Mangeur d’Âmes
*½/****
starring Virginie Ledoyen, Sandrine Bonnaire, Paul Hamy, Cameron Bain
written by Annelyse Batrel, Ludovic Lefebvre
directed by Julien Maury and Alexandre Bustillo
by Walter Chaw Alexander Bustillo and Julien Maury’s first film, 2007’s Inside, is a prominent member of the brief but incandescent French New Extremity movement, and so fucking good it reverberates still, 17 years later, showing up in the fetus reaction shots of Denis Villeneuve’s Dune Part Two and contributing to the slight feeling of dread I’ve come to feel about changing lightbulbs and getting into fender-benders. Inside‘s stylishness, lawlessness, and formal gamesmanship left such a mark on me that I found an all-region release of Bustillo and Maury’s follow-up, Livid, before it secured an American release and did the same thing again with Among the Living. Neither was as good as Inside, but both were slick enough to suggest there might be more live rounds in the barrel. I was thrilled when they landed a prequel to The Texas Chain Saw Massacre, Leatherface, and disappointed when it failed to push any boundaries–a running theme, as it turns out, for their follow-ups: the monster film Kandisha and the underwater haunted-house flick The Deep House. They’re still promising filmmakers, but after setting the world on fire, their work has lacked danger and urgency.
Their latest, The Soul Eater, is a folk horror/procedural that reminds of Erik Skjoldbjaerg’s Insomnia or Billie August’s Smilla’s Sense of Snow or, perhaps closer to the point, Tomas Alfredson’s The Snowman. In its protracted conclusion, the picture switches gears suddenly to turgid riffs on Se7en and, of all things, Sympathy for Lady Vengeance. Set in the small, picaresque village of Roquenoir in the French Alps, it follows the investigation of dour detective Elizabeth Guardiano (Virginie Ledoyen) and scruffy gendarme Franck de Rolan (Paul Hamy). Elizabeth is trying to figure out a series of murder-suicides wherein both parties appear to be equally culpable, and Franck is on the trail of several missing children in the area. Lo, their separate cases turn out to be one and the same, meaning this odd couple who don’t much like each other now have to work together. Complicating things is little Evan (Cameron Bain), a survivor of his parents’ grisly deaths who’s currently lying in a hospital bed, whispering about a creature called “The Soul Eater” he believes has harvested his mom and dad. A comely mortician (Wendy Grenier) informs Elizabeth that his parents achieved mutual orgasm before dying in the midst of stabbing each other around 130 times between them. There’s a little bit of the author Graham Masterton in these moments; had I not seen Bustillo and Maury already fumble their Texas Chain Saw reboot, I would have thought them ideal to adapt him. I don’t know what happened, exactly, but every film of theirs after Inside, The Soul Eater included, seems…timid. Are they hoping to become mainstream filmmakers of middling dreck? Mission accomplished. I want to make something of how the French term for “orgasm” means “the little death,” but, like the rest of The Soul Eater, there isn’t any there there, either.
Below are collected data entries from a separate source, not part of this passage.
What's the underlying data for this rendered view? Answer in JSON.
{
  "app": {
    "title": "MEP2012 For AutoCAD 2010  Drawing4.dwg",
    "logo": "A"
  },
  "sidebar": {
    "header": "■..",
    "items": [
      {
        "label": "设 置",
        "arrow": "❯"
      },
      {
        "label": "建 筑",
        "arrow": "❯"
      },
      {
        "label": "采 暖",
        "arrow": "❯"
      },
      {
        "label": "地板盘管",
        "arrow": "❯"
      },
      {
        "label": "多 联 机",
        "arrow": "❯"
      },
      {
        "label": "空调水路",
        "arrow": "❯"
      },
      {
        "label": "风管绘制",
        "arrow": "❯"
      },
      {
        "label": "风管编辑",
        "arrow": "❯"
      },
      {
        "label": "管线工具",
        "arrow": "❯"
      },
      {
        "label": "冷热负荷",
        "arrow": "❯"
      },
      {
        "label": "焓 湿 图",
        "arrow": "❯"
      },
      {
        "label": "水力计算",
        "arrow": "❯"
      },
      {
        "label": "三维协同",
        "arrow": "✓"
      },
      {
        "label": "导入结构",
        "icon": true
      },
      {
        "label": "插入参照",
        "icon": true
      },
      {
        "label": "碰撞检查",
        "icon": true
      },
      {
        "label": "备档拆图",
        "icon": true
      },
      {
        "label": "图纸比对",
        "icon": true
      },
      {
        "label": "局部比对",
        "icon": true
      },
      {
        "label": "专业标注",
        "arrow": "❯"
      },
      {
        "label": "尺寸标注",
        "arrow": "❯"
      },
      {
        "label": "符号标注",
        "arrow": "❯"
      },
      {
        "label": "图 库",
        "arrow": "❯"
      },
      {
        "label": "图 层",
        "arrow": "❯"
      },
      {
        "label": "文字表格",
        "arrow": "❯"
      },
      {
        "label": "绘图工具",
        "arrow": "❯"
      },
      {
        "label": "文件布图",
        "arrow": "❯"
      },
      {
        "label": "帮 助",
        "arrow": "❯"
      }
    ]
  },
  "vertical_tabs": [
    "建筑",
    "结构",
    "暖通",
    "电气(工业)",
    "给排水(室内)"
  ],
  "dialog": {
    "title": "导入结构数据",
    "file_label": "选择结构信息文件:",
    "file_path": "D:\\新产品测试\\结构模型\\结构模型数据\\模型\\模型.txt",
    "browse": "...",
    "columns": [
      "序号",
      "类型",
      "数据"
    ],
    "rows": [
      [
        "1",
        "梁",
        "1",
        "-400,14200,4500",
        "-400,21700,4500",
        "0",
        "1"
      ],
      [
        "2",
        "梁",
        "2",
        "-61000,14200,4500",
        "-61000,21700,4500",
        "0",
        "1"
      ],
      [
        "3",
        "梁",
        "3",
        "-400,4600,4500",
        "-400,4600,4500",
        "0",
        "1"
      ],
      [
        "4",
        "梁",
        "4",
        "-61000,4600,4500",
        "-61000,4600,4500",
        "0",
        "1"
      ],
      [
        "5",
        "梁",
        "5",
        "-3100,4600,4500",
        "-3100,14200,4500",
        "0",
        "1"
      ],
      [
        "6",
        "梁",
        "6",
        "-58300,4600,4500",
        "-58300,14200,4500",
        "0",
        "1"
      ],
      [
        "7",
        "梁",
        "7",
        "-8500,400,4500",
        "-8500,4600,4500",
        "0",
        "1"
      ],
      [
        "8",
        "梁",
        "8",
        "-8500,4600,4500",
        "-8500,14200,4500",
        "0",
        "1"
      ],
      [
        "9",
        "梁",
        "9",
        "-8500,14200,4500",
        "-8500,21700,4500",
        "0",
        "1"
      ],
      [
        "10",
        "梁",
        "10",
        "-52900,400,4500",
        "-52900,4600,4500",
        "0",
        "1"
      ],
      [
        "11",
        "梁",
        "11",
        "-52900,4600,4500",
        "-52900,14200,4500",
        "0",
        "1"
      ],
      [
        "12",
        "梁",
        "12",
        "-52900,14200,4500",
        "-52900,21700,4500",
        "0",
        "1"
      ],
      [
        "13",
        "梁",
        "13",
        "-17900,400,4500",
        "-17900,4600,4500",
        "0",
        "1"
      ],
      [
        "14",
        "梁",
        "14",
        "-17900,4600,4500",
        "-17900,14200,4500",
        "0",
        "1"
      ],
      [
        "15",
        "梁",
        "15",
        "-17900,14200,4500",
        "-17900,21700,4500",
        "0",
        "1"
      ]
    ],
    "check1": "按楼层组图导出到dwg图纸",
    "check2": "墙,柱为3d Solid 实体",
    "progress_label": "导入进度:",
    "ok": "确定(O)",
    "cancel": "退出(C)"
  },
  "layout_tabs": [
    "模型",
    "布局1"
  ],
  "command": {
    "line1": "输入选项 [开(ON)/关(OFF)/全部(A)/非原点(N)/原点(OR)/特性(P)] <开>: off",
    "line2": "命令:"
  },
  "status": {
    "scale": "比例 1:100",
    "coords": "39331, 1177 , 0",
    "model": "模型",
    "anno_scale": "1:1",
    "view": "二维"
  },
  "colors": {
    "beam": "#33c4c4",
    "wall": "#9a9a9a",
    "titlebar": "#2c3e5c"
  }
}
Consider the scene about halfway through where Elizabeth, in the tabernacle of a creepy old church, finds a book of scary illustrations that tell all about the monster in question. Face set and stern, reading the pages aloud for some reason, she recites: “For the monster to die, man must perish. Summon the clemency of Heaven and its merciless justice, for only tears of salt will stave off the appetite of the soul eater.” If this were a classic Infocom text game, one would scour this passage for keys to eventually triumphing over said “soul eater.” For the purposes of The Soul Eater, it’s just grave-sounding mumbo-jumbo horseshit written to sound spooky–and maybe it does in the original French, though any spookiness has been fully lost in translation. A priest (Stéphane Dausse) appears over Elizabeth’s shoulder–in a possible failed attempt at a jump scare–to intone more garbage about how time flies but legends persist. Then he drops an expository suppository, asking, “Do you think someone local could be the soul eater?” The priest suddenly becomes a suspect when she challenges his vow of discretion in the confessional, which is a pretty good illustration of how the elegance Bustillo and Maury brought to their early work has given way to clunky contrivance. Things don’t really pick up until an extended flashback of Evan’s parents getting their rocks off in an extreme BDSM tussle, and there’s some good shit involving an axe, but it’s too late to save the piece, especially since The Soul Eater keeps thwarting its late momentum with long, tensionless scenes that wrap up the plot in distended but tidy bows. I will say that Simon Roca’s cinematography is handsome (and I would watch Ledoyen read the phone book, especially in French), but Demian Regna is eating the filmmakers’ lunch on the regular now, so it’s time to cut the shit.